Espiritismo e Metafísica

Para adolescentes e adultos. 

Introdução

Hoje começamos uma série de pequenos estudos sobre “O Livro dos Espíritos”, de Allan Kardec. O Espiritismo ou Doutrina Espírita é uma filosofia espiritualista. O espiritualismo é o contrário do materialismo. Quem acredita que haja algo mais do que a matéria é espiritualista.  ”O Livro dos Espíritos” contém os princípios fundamentais do Espiritismo. 

Kardec diz que, em “O Livro dos Espíritos”, temos o próprio ensinamento dos Espíritos sobre todas as questões de metafísica e de moral que se relacionam com a Doutrina Espírita.  

A palavra metafísica tem origem grega e significa: “meta”, além de; e “física/physis”,  natureza. A metafísica é um ramo da filosofia que estuda a essência dos seres. A metafísica busca respostas para perguntas complexas como:  O que é Deus? O que é espírito? O que é alma? O que é o Bem? O que é o Mal? (http://www.infoescola.com/filosofia/metafisica/)

O Livro dos Espíritos” foi publicado em Paris no dia 18 de abril de 1857, por Allan Kardec. Com o lançamento dessa obra, Kardec fundou o Espiritismo ou Doutrina Espírita.

A primeira edição de “O Livro dos Espíritos” foi queimada em praça pública, em Paris, mas Kardec não esmoreceu, publicou-o novamente. 

Uma fato interessante sobre “O Livro dos Espíritos”. Antes de publicá-lo Kardec recebeu uma mensagem de um dos Espíritos, autores da Doutrina Espírita, psicografada por um médium:

“Porás no início do livro o ramo de parreira (cepa) que te desenhamos, pois ele é o símbolo do trabalho do Criador. Esse símbolo representa o corpo e o espírito. O corpo é o ramo (cepa); o espírito é a seiva (licor); a alma, ou Espírito encarnado, é o bago. O homem aprimora o espírito pelo trabalho e tu sabes que somente pelo trabalho do corpo o Espírito adquire conhecimentos.” (...) Assinado, São João Evangelista, Santo Agostinho, São Vicente de Paulo, São Luís, O Espírito da Verdade, Sócrates, Platão, Fenelon, Swedenborg e outros.
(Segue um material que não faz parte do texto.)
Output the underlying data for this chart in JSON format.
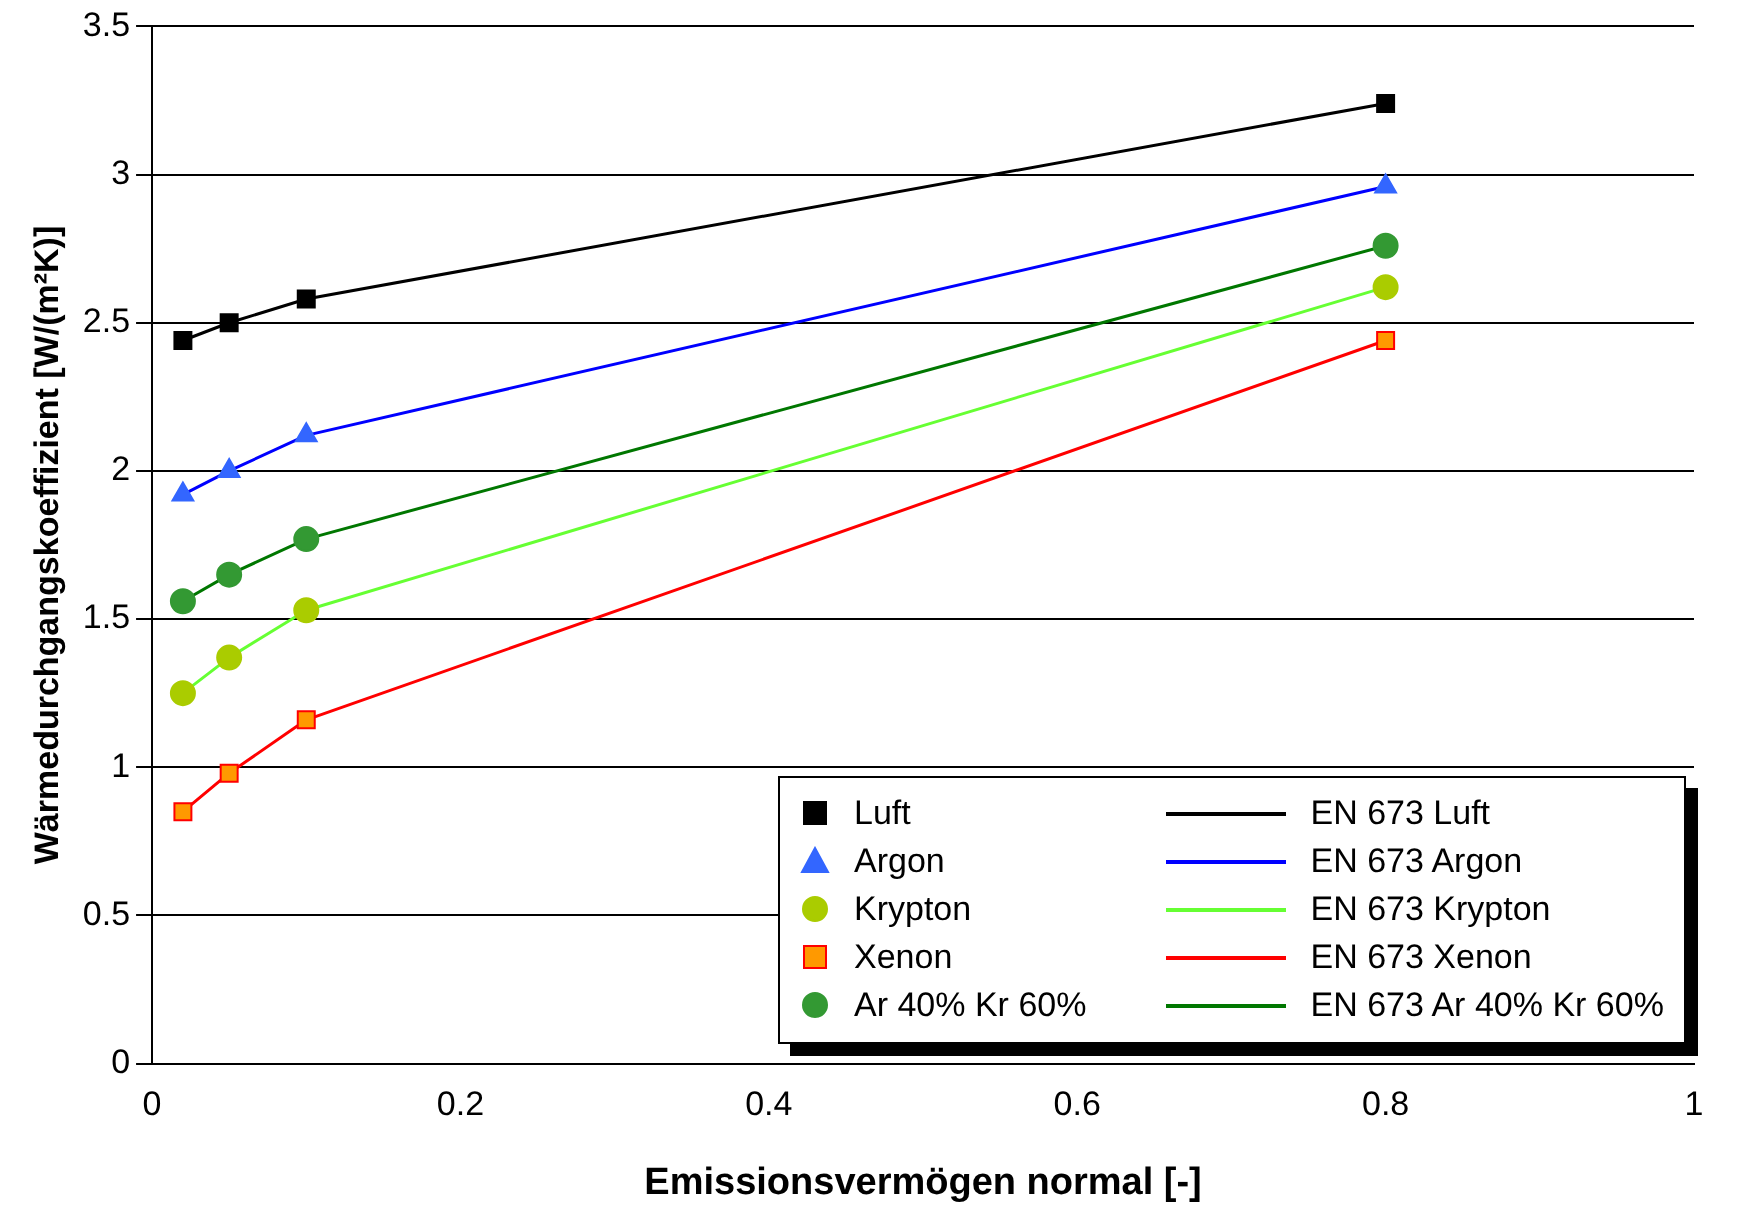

Para o nosso estudo, escolhi algumas questões que considerei as principais para um estudo básico, mas conservei a numeração. Tudo na linguagem do século XXI. Mas, quem quiser, pode estudar as questões completas no original do próprio livro. Vamos começar pela parte da metafísica que se relaciona com a Doutrina Espírita. Futuramente estudaremos a moral. “O Livro dos Espíritos” contém a filosofia da Doutrina Espírita ou Espiritismo.

Deus, Capela Sistina, detalhe, Michelangelo

O LIVRO DOS ESPÍRITOS

CAPITULO 1

Sobre Deus

1.Que é Deus?

“Deus é a inteligência suprema, causa primária de todas as coisas.”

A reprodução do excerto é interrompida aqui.